Ellie gobbled down a tuna sandwich like she was starving. Christy, he noticed, barely nibbled on hers.
“You okay?”
She nodded, sliding a glance at Ellie. “I don’t like staying in one place for so long. I keep expecting someone to find us.”
“Christy, what happened?”
She dropped her gaze and took another nibble. Stalling, no doubt. He didn’t want to upset her, but it was time he had some answers.
“Yesterday?” She still didn’t raise her eyes.
“Jah, yesterday, but also six years ago.” He gestured toward their daughter. “You left—”
“I didn’t leave.” Her eyes snapped to his face. “Not willingly.”
He raised his eyebrows. “Explain, please.”
“I’d run away from home and taken a bus and got off here. I didn’t plan on sticking around. When I met you, I changed my mind. I never dreamed I’d be traced so easily. My father had found me. I had gone to the mall to get some new shoes, remember? When I got back to my car, he was there waiting for me. He had hired a private investigator who’d found me.
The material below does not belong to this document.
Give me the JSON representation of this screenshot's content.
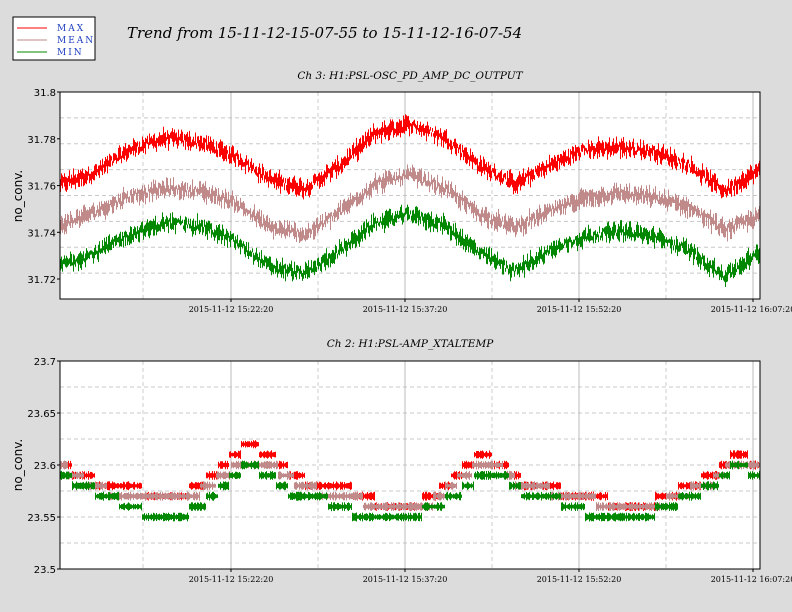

My father forced me to go with him. I wanted to return to you, especially when I knew...” She gestured at Ellie.
He nodded; yes, he understood.
“By then, though, my older sister had been diagnosed with cancer. Jo Anne had no one to stand with her as she went through treatments.”
“She would have had your father, right?”
Christy snorted. “My father was never one to be comforting. I think he found her illness an inconvenience. And my stepmother had never been fond of either of us. I couldn’t leave her alone.”
He remembered that about her. Christy had always had a keen sense of compassion. He recalled how outraged she would become when she read newspaper articles about people suffering or being mistreated. He knew her well enough to understand that she wouldn’t have been able to leave her sister alone. But still...what about him? Their marriage? Shouldn’t her devotion have extended to him? At the very least, couldn’t they have talked about her options? There was more she wasn’t saying. He was sure there was.
But perhaps she was right. Now was not the time.
“I’ll accept that for now.”
Relief crossed her face. “You’ll help us?”